Vous militez aussi pour le devoir de vigilance ? Oui, nous sommes membres de l’Initiative pour un devoir de vigilance au Luxembourg, soutenue par 17 organisations de la société civile luxembourgeoise.
Nous appelons à la mise en place d’une législation contraignante pour les entreprises domiciliées au Luxembourg. La proposition vise à intégrer le respect des droits humains, des normes de travail, ainsi que des dispositions et des accords environnementaux internationaux dans l’ensemble de la chaîne de valeur des entreprises. Une proposition de directive européenne a été publiée sur le sujet également, mais il y a des failles dans le texte et on appelle le gouvernement luxembourgeois à agir avant la fin du processus législatif européen.

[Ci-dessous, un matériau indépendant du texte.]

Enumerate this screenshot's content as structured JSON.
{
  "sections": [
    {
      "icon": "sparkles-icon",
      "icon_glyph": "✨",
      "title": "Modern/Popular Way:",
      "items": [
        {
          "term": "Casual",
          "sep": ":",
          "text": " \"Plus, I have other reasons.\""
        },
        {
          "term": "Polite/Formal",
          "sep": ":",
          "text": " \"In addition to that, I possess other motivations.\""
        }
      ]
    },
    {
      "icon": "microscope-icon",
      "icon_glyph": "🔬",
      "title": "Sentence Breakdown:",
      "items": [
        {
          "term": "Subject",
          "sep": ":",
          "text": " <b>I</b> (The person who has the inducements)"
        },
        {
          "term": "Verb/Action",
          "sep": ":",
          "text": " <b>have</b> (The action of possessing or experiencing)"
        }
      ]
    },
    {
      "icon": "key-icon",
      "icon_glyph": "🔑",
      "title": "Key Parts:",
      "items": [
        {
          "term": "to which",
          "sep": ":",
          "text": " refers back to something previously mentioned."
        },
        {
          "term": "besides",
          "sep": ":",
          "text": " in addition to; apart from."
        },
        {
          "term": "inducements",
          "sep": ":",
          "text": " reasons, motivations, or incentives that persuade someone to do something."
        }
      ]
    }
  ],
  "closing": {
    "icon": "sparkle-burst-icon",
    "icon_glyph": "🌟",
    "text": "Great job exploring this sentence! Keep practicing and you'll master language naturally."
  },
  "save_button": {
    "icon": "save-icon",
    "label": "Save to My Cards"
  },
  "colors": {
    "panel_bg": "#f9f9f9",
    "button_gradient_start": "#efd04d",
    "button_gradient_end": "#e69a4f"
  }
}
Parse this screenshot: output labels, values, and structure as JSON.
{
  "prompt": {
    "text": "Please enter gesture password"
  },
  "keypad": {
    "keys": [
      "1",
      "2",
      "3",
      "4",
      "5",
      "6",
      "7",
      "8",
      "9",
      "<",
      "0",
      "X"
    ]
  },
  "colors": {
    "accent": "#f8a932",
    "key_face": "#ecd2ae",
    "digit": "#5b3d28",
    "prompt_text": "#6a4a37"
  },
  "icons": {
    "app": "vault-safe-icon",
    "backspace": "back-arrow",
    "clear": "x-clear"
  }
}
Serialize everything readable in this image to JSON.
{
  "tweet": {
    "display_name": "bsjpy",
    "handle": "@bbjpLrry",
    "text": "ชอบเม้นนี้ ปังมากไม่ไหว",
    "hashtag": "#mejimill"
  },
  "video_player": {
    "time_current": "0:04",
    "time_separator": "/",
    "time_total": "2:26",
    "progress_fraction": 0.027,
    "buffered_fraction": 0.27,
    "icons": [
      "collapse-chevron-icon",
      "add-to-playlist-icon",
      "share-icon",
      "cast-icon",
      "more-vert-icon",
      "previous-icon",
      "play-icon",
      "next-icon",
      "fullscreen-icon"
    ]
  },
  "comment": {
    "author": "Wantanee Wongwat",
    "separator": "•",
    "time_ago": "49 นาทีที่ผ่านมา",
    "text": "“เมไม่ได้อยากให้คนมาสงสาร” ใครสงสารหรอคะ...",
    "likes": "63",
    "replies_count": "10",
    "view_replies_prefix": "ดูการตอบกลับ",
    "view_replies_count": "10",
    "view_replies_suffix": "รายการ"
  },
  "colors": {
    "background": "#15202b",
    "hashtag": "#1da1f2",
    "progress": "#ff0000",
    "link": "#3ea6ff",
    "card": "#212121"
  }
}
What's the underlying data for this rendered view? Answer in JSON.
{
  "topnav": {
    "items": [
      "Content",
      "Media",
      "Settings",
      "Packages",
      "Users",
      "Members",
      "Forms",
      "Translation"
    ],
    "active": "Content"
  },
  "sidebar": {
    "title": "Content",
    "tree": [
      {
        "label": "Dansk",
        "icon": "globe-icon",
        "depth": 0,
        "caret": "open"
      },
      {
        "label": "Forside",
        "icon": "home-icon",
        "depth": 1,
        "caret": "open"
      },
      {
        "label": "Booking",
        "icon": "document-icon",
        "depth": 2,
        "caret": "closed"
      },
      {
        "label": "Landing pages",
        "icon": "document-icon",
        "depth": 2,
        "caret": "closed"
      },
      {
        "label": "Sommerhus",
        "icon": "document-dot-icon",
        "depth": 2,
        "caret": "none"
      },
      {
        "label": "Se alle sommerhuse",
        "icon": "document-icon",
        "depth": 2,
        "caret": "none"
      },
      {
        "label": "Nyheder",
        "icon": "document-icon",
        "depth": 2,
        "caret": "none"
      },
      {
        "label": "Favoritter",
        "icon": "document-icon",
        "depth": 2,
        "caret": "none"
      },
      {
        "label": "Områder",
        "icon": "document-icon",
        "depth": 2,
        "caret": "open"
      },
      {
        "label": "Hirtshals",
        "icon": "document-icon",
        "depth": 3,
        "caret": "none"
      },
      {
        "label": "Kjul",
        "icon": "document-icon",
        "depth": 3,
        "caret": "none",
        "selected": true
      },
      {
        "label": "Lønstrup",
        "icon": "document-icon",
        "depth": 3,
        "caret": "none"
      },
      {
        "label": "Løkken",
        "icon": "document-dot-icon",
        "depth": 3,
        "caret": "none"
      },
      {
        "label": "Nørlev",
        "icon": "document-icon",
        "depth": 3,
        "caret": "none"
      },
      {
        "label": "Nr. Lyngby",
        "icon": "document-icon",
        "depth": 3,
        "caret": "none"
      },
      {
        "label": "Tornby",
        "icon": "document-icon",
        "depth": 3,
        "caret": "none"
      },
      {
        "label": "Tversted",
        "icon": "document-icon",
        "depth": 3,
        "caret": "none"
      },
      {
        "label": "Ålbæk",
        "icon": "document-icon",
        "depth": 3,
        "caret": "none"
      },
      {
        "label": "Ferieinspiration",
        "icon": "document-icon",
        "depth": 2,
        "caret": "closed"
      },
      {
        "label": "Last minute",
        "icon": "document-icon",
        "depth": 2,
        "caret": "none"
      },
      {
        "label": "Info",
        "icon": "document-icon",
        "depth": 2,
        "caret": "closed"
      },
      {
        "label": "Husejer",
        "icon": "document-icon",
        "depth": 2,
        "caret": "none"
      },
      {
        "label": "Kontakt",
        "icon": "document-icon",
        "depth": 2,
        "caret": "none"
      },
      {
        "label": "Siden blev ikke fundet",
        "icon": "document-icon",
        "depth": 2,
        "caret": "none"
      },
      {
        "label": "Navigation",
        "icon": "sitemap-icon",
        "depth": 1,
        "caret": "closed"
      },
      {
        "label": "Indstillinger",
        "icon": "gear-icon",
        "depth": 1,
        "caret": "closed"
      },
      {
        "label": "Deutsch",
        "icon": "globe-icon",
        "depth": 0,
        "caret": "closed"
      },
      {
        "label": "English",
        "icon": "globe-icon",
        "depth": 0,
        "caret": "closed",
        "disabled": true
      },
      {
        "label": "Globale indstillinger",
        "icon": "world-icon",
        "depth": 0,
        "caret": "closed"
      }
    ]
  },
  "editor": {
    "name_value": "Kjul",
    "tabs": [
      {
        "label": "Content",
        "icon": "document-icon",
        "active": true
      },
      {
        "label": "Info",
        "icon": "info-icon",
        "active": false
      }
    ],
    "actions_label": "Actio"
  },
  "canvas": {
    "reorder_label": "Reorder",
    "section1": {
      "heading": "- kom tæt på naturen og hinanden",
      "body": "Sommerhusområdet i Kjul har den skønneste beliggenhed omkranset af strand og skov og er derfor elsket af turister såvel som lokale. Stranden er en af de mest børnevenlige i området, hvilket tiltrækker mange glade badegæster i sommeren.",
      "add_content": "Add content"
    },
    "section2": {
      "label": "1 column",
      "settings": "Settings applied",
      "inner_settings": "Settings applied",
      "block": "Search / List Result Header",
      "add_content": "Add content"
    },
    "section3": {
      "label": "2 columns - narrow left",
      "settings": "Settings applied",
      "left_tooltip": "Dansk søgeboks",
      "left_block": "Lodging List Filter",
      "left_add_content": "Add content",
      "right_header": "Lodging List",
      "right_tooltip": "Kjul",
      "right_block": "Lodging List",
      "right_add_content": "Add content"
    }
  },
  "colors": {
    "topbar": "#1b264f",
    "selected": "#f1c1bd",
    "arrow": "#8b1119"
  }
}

Êtes-vous optimiste pour l’avenir, vu le contexte actuel de crise énergétique ? Aujourd’hui, nous sommes inquiets. Le consommateur va-t-il rester solidaire vis-à-vis de nos producteurs, notamment lorsqu’il aura des soucis pour payer ses factures d’énergie ou autre ? Les coûts de la vie augmentent partout, ceux de production aussi, les producteurs sont également en difficulté... tout le monde est concerné. Ce qui est révoltant, c’est qu’ils ne sont pas responsables de ce changement climatique, mais aujourd’hui, ils sont les premiers impactés. Si vous n’avez pas de justice climatique, vous n’aurez pas de justice sociale, et vice versa.
Comment trouver une issue ? Jusqu’à maintenant, on disait que le commerce équitable était une alternative au commerce conventionnel, mais aujourd’hui, on veut sortir de ce schéma, parce qu’en fin de compte, ce n’est plus une alternative, c’est une illustration du bon sens citoyen, et on veut tous être des citoyens responsables. C’est évident d’être rémunéré justement, de ne pas exploiter des enfants dans une plantation de cacao, etc. Et c’est révoltant de se dire qu’en 2022, il faut encore se battre pour ces évidences.